Un dernier nom à citer dans
l'histoire de la chrétienté de l'Asie orientale, au IIIe siècle, est
celui de Méthodius, évêque d'Olympe, en Lycie, au sud de la montagne
qui a reçu ce nom (9).
Sa vie est racontée, non pas dans doute par Eusèbe, qui n'a pas voulu
le mentionner parce qu'il avait combattu Origène, mais par Jérôme, qui
signale six de ses écrits et son martyre en Grèce (De Viris, 83).
Son ouvrage le plus célèbre - dont
on a le texte grec intégral - est le dialogue intitulé Le Banquet des
dix Vierges. Il y célèbre l'ascétisme en un style parfois animé, où
l'on sent les procédés dramatiques de Platon, mais alourdi par de
fastidieuses longueurs. Ce dialogue a été composé sous l'influence du
Banquet du grand philosophe grec, dont les réminiscences y abondent,
mais l'auteur a substitué à Éros une Vertu bien chrétienne, la
Virginité, que dix jeunes filles exaltent tout à tour.

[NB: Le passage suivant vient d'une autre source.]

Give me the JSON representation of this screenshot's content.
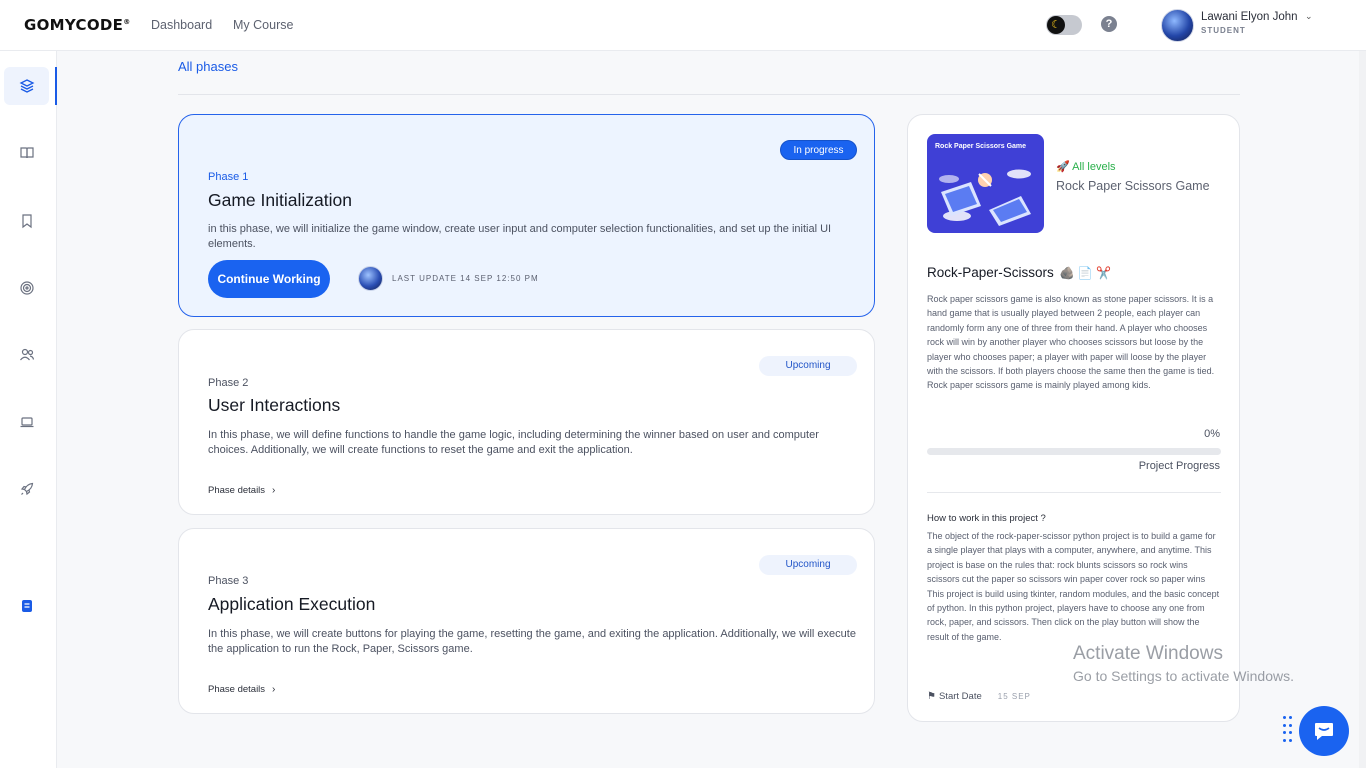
{
  "header": {
    "logo": "GOMYCODE",
    "logo_mark": "®",
    "nav": [
      "Dashboard",
      "My Course"
    ],
    "theme_toggle_icon": "moon-icon",
    "help_label": "?",
    "user": {
      "name": "Lawani Elyon John",
      "role": "STUDENT"
    }
  },
  "sidebar": {
    "items": [
      {
        "icon": "layers-icon",
        "active": true
      },
      {
        "icon": "book-icon",
        "active": false
      },
      {
        "icon": "bookmark-icon",
        "active": false
      },
      {
        "icon": "target-icon",
        "active": false
      },
      {
        "icon": "users-icon",
        "active": false
      },
      {
        "icon": "laptop-icon",
        "active": false
      },
      {
        "icon": "rocket-icon",
        "active": false
      },
      {
        "icon": "notes-icon",
        "active": false
      }
    ]
  },
  "main": {
    "all_phases_link": "All phases",
    "phases": [
      {
        "label": "Phase 1",
        "title": "Game Initialization",
        "description": "in this phase, we will initialize the game window, create user input and computer selection functionalities, and set up the initial UI elements.",
        "status": "In progress",
        "action": "Continue Working",
        "last_update": "LAST UPDATE 14 SEP 12:50 PM"
      },
      {
        "label": "Phase 2",
        "title": "User Interactions",
        "description": "In this phase, we will define functions to handle the game logic, including determining the winner based on user and computer choices. Additionally, we will create functions to reset the game and exit the application.",
        "status": "Upcoming",
        "details_link": "Phase details"
      },
      {
        "label": "Phase 3",
        "title": "Application Execution",
        "description": "In this phase, we will create buttons for playing the game, resetting the game, and exiting the application. Additionally, we will execute the application to run the Rock, Paper, Scissors game.",
        "status": "Upcoming",
        "details_link": "Phase details"
      }
    ]
  },
  "project": {
    "thumbnail_title": "Rock Paper Scissors Game",
    "level": "All levels",
    "name": "Rock Paper Scissors Game",
    "heading": "Rock-Paper-Scissors",
    "heading_emoji": "🪨 📄 ✂️",
    "description": "Rock paper scissors game is also known as stone paper scissors. It is a hand game that is usually played between 2 people, each player can randomly form any one of three from their hand. A player who chooses rock will win by another player who chooses scissors but loose by the player who chooses paper; a player with paper will loose by the player with the scissors. If both players choose the same then the game is tied. Rock paper scissors game is mainly played among kids.",
    "progress_text": "0%",
    "progress_value": 0,
    "progress_label": "Project Progress",
    "how_title": "How to work in this project ?",
    "how_text": "The object of the rock-paper-scissor python project is to build a game for a single player that plays with a computer, anywhere, and anytime. This project is base on the rules that: rock blunts scissors so rock wins scissors cut the paper so scissors win paper cover rock so paper wins This project is build using tkinter, random modules, and the basic concept of python. In this python project, players have to choose any one from rock, paper, and scissors. Then click on the play button will show the result of the game.",
    "start_date_label": "Start Date",
    "start_date": "15 SEP"
  },
  "overlay": {
    "activate_title": "Activate Windows",
    "activate_sub": "Go to Settings to activate Windows."
  },
  "colors": {
    "accent": "#1a63f0",
    "success": "#2ab04b",
    "active_card_bg": "#edf4ff"
  }
}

Il suppose un
repas, présidé par Arété (la Vertu), fille de Philosophie, au pied
d'un
arbre symbolique (l'agnus-castus), dans une sorte de paradis
terrestre.
Marcelle, la plus âgée. vante la virginité avec tant d'ardeur qu'elle
semble condamner l'amour légitime, au point de provoquer une réplique
de Théophile. Thalie, qui parle la troisième, concilie leurs thèses en
s'inspirant d'Ephésiens V, où l'union mystique du Christ et de
l'Église
est proclamée. Six autres jeunes filles rendent ensuite leur
témoignage
enthousiaste à la chasteté. Arété donne la palme à Thécla (l'élève
prétendue de saint Paul), qui chante les couplets successifs d'un
cantique, dont le refrain est répété en choeur par ses compagnes.

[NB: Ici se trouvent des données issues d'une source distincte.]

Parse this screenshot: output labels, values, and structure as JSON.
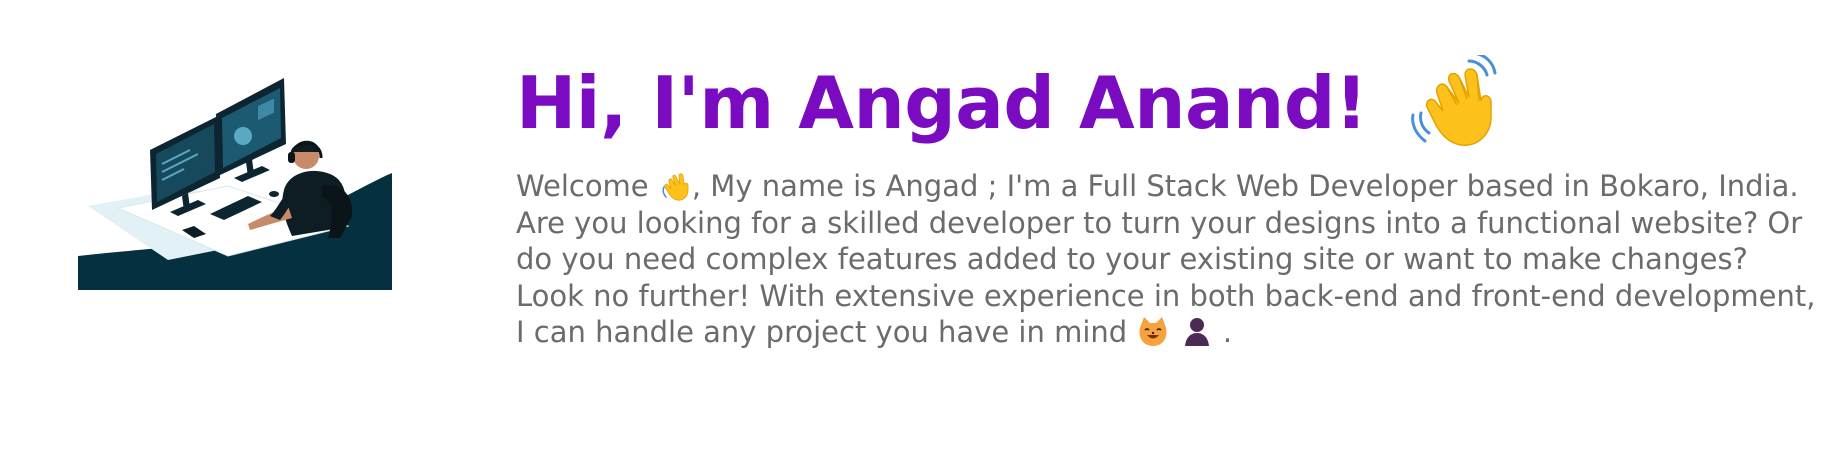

Méthodius écrivit aussi un Traité du
libre Arbitre (conservé dans un texte slave). C'est un intéressant
dialogue, où un orthodoxe soutient, contre deux disciples de Valentin,
que le mal est imputable, non à la matière, car ce serait ériger un
second principe en face de Dieu, mais à l'homme qui a désobéi. Il faut
signaler aussi son dialogue intitulé Aglaophon ou La Résurrection. Un
médecin de ce nom, chez qui plusieurs amis sont réunis, rejette la
thèse de la résurrection de la chair. Si le corps renaissait, dit-il,
le péché renaîtrait avec lui, car c'est de la chair qu'il procède.

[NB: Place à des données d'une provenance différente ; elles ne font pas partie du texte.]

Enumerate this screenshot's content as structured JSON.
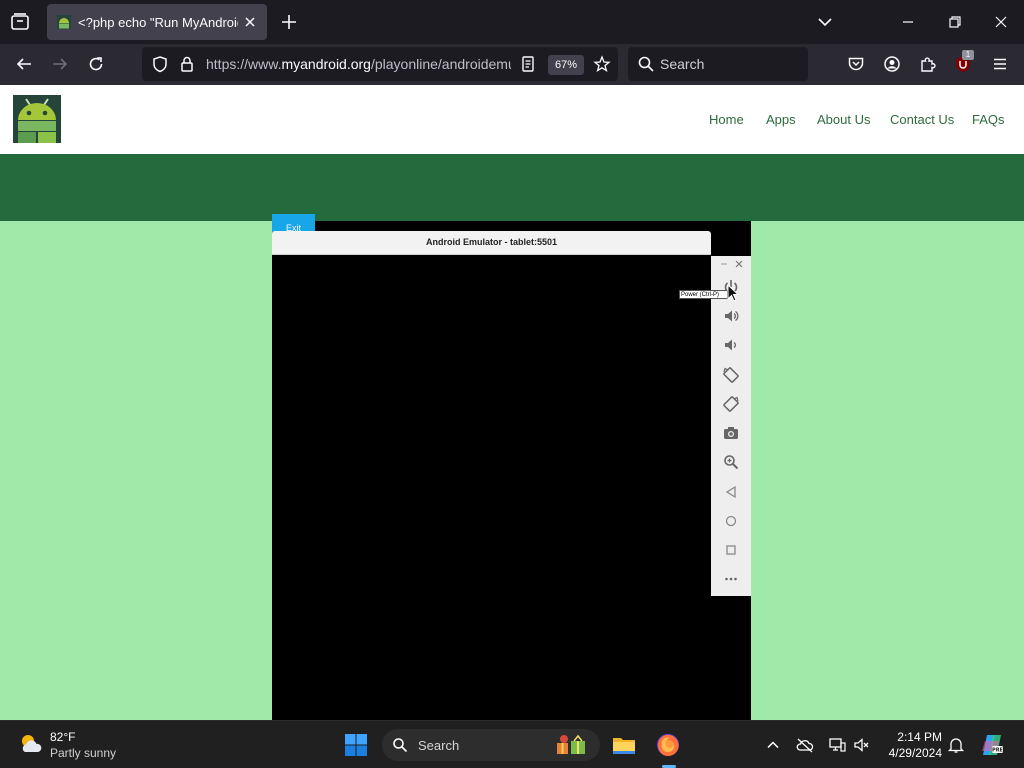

D'ailleurs, le corps doit passer puisque, comme l'a montré Aristote,
ses éléments se renouvellent sans cesse. Proclus, s'autorisant
d'Origène, n'admet qu'un corps spirituel. Il déclare que, seule, la
forme (grec : eidos) du corps physique peut ressusciter. Eubulius,
interprète de l'auteur, affirme, au contraire, que la chair n'est pas
mauvaise en soi, et, en des termes qui rappellent la Genèse ainsi que
le Timée de Platon, il célèbre l'oeuvre du Créateur. Le mal vient de
la
volonté humaine, et la chair peut et doit ressusciter. Mémian,
répondant lui aussi à Aglaophon, conteste sa théorie du flux perpétuel
de la matière. Il lui oppose le fait de la croissance des arbres, et,
en un poétique langage, il déclare que les corps des justes «braveront
le feu des derniers jours, comme l'agnuscastus verdoie sans être
éprouvé par le feu qui jaillit de la montagne d'Olympe ». Mémian
reproche ensuite à Origène d'admettre la disparition, dans la vie
future, de la « forme humaine, la plus charmante de toutes les formes
attribuées aux êtres vivante 3) (10).
Signalons ici, en terminant, à cause
de ses nombreux emprunts à Méthodius, le dialogue La Foi droite (Pèri
tés eis Théon orthés Pistéôs) (11),
antérieur à
Rufin qui le traduisit en latin. Ce dialogue a été attribué à, Origène
parce que le porte-parole de l'orthodoxie s'appelle Adamantius (de
fer), surnom de l'illustre docteur, mais la faiblesse de sa pensée
écarte cette hypothèse. Adamantius y discute avec deux Marcionites,
puis avec trois disciples de Valentin, et il réfute leur dualisme en
présence du païen Eutropius qui lui donne raison.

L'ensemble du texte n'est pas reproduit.